The CI workflow runs the same suite on Python 3.10, 3.11, 3.12. A PR is only mergeable if all 295 tests pass.

Code style

  • Type hints on every public function. Internal helpers can skip.
  • Docstrings on classes and any function whose behaviour isn't obvious from the name (one paragraph max).
  • Comments only when the WHY is non-obvious.
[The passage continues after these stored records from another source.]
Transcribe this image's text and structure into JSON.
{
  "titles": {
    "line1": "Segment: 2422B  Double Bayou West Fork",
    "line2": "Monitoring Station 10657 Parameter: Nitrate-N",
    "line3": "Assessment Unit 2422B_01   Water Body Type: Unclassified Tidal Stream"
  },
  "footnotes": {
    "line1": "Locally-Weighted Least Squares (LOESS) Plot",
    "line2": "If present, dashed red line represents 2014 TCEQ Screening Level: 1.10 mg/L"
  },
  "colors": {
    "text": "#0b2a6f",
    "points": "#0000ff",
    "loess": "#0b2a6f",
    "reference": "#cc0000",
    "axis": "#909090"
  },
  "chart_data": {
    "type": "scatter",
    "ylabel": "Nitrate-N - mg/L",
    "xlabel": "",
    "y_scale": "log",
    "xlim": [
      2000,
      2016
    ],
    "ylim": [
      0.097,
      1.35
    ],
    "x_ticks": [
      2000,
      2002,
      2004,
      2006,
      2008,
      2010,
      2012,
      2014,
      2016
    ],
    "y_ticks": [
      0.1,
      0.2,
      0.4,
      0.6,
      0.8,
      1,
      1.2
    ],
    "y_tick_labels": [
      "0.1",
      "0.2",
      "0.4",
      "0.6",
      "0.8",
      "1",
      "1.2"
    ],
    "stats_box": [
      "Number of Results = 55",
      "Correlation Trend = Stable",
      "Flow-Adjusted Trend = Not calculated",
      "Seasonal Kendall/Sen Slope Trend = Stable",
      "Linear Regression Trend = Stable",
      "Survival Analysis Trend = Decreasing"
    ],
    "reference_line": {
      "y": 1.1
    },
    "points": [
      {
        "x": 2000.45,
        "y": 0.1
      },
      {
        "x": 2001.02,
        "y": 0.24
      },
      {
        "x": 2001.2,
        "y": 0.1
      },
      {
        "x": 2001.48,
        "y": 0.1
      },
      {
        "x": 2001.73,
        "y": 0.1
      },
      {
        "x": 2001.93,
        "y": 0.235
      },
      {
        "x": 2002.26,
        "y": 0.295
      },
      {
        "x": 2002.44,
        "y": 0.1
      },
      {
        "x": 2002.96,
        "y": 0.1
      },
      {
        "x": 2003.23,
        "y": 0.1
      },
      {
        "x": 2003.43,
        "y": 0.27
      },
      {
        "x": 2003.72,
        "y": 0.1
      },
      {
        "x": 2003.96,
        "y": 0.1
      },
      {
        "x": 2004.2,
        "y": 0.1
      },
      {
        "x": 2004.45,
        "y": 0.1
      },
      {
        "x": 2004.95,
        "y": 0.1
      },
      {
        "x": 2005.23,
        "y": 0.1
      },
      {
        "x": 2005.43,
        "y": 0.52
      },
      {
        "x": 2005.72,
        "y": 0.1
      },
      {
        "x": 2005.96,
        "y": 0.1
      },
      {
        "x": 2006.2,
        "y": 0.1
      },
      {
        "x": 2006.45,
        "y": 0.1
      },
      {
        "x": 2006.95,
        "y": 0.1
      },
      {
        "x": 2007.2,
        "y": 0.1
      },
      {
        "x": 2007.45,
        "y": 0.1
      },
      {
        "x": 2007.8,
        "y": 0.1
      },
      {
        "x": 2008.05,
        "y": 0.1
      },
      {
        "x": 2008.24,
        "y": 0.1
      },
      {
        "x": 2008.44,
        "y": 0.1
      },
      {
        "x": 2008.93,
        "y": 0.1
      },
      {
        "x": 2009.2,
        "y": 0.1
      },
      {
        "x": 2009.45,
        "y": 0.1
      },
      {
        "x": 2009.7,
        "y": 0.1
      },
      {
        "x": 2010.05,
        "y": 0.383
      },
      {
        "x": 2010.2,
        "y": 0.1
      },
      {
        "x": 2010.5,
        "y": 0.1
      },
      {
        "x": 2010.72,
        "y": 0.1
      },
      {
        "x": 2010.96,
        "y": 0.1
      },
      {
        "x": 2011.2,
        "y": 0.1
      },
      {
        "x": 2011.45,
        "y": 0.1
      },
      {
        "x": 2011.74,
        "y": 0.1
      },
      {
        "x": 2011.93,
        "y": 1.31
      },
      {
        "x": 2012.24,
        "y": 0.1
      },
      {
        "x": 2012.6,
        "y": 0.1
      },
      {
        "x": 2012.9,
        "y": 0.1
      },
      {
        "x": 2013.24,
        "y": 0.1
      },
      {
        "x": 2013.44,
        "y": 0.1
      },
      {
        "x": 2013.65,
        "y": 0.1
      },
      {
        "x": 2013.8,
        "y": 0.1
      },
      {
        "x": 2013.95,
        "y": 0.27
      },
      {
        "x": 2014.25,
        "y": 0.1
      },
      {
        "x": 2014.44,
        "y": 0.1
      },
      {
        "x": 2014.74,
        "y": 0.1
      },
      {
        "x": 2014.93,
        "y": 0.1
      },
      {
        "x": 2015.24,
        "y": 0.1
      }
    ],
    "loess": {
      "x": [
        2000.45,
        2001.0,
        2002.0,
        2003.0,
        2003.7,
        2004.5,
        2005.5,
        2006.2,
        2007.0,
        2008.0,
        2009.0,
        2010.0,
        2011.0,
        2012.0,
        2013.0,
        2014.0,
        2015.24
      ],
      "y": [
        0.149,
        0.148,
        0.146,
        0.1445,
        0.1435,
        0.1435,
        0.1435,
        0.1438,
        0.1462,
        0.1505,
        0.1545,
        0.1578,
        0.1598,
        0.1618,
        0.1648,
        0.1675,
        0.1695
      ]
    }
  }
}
No "this calls X" comments, readers can see that.
  • Don't add abstractions for a hypothetical future requirement. Three similar lines are better than a premature abstraction.

ruff and black are wired up via pyproject.toml; the editor of your choice should pick them up automatically.

What we look for in a PR

  • Tests. Every new behaviour gets a test. The pytest suite has GUI tests that work offscreen via QT_QPA_PLATFORM=offscreen, no display required.
  • No silent regressions. make test must stay green; if you break a test, fix the test or revisit the change.
  • Concise description. Title + one paragraph of why. PRs that reproduce the README in the body get sent back :-)
  • Screenshots for UI changes (drop them in docs/screenshots/).

What we don't accept

  • Calls to remote LLM APIs as default behaviour. The project is local-first by design, cloud is opt-in only, and on the roadmap.
  • Telemetry / analytics, even anonymous.
  • Auto-updates / self-modifying code paths.

Reporting bugs

Open an issue with:

  • Steps to reproduce (smallest possible repro).
  • Expected vs actual behaviour.
  • python --version, pip list, plus uname -a (Linux/macOS) or systeminfo / ver (Windows).
  • The relevant contents of the user-config root (redact any HF token!): ~/.config/document-anonymizer/ on Linux, %APPDATA%\report-anonymizer\ on Windows, ~/Library/Application Support/report-anonymizer/ on macOS.
  • Output of python bin/anonymize-dossier selftest.

Adding a format adapter

  1. Subclass FormatAdapter from anonymize/format_adapters/base.py.
  2. Implement extract() and write().
  3. Register in format_adapters/__init__.py:get_adapter.
  4. Add a round-trip test in tests/test_<format>_adapter.py.
  5. Optional but recommended for binary formats: implement inventory_images() (return list[InventoryImageRaw]) and apply_image_redactions() so the new format participates in the Review » Images flow. The default implementations are no-ops, so an adapter that doesn't override them simply skips image redaction.

The existing adapters (docx_adapter.py, xlsx_adapter.py, …) are the cleanest reference, start from one of those. For image-pass parity look at pdf_inplace_adapter.py, docx_adapter.py and pptx_adapter.py.

Benchmarking your changes

# Headline benchmark on the full curated corpus.
BENCH_CORPUS_ROOT=/path/to/pdfs make bench-precision

# Spot-check a custom set of GGUFs without touching the autogen manifest.
BENCH_CORPUS_ROOT=/path/to/pdfs python bench/run_extra_models_benchmark.py \
    --manifest "$(python -c 'from anonymize._paths import models_dir; print(models_dir())')/_bench_user_models.json" \
    --out-root /tmp/anonbench/user_models

The user-manifest path lets you bench a hand-picked subset of GGUFs (e.g. when validating a new top-5 candidate) without rerunning the whole catalog. Each entry is {repo, file, status, bytes}; the runner builds an in-memory ServerProfile, starts llama-server, runs the precision harness against the corpus, scores against the ground-truth, and emits report.json + report.md.